Time Warner Cable Inc. investors voted in favor of the company’s $45.2 billion sale to Comcast Corp., leaving approval from regulators as the last major hurdles to combining the largest U.S. cable providers.
More than 99 percent of shares were voted in favor of the deal, Time Warner Cable said today in a statement after its shareholder meeting in New York. Yesterday, Comcast’s shareholders approved the combination by an equivalent margin.
Both companies reiterated this week that the deal is expected to close early next year. To make that happen, the cable operators still need to convince regulators, including the U.S. Federal Communications Commission, the Justice Department and some state agencies, that the merger won’t harm competition or consumers.

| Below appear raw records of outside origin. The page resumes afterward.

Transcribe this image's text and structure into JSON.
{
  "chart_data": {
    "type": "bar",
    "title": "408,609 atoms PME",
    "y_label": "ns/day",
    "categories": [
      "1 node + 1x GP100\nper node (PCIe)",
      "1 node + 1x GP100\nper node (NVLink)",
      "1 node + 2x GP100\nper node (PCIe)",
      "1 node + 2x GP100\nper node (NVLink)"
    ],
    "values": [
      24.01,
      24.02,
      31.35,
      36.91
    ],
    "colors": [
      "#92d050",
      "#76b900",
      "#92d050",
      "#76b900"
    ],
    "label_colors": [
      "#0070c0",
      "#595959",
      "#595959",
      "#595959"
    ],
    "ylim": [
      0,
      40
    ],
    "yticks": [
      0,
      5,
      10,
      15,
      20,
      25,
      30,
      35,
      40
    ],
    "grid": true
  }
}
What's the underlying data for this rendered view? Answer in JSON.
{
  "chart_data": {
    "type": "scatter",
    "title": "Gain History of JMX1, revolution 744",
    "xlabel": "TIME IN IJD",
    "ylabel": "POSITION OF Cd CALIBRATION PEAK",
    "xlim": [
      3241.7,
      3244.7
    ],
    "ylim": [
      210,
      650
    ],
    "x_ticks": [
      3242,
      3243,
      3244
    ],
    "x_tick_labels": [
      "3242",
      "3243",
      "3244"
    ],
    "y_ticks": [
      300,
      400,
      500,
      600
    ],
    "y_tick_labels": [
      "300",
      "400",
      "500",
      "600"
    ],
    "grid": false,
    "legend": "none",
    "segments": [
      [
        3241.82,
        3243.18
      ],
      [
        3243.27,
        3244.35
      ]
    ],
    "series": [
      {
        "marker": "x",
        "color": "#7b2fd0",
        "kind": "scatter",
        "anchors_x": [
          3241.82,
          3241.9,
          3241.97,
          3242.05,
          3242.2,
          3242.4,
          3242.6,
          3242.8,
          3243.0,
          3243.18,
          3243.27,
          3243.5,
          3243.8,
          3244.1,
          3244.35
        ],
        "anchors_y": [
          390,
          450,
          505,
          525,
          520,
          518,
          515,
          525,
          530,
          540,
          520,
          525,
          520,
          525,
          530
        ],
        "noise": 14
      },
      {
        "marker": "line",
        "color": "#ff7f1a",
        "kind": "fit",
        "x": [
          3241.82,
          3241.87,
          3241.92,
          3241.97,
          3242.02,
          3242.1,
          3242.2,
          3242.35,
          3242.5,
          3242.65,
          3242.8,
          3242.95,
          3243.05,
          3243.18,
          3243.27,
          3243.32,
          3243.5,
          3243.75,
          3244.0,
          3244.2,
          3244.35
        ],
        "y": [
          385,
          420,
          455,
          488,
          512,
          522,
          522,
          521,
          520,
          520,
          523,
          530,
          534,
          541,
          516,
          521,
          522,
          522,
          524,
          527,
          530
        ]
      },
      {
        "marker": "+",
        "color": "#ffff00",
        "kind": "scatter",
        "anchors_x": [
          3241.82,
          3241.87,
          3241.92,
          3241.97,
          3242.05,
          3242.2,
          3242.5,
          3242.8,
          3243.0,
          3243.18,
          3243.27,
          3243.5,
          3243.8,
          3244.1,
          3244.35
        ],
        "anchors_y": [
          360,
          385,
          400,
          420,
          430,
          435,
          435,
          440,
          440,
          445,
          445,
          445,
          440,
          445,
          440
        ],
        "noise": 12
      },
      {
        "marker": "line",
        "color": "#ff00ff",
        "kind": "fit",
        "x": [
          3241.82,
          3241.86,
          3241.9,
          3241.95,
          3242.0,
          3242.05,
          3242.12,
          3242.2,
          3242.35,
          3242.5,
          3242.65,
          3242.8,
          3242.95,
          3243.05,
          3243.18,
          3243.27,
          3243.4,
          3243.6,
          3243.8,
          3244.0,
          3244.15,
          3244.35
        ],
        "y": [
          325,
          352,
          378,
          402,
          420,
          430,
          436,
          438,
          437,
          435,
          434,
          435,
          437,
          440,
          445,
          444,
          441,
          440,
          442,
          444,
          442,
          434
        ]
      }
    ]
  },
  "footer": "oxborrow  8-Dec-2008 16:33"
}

Netflix Inc. and Time Warner Inc. are among at least four companies that received demands for information about the merger from the Justice Department to help determine whether the acquisition is anticompetitive, Bloomberg News reported last month, citing people familiar with the matter. State regulators are also probing the merger, with the New York Public Service Commission, which has the power to reject the deal, set to vote on the matter Nov. 13.
Comcast has said that the combination won’t harm competition and that the added scale will help it invest more in its networks.
Under the terms of the deal, investors will receive 2.875 shares of Comcast for each Time Warner Cable share owned.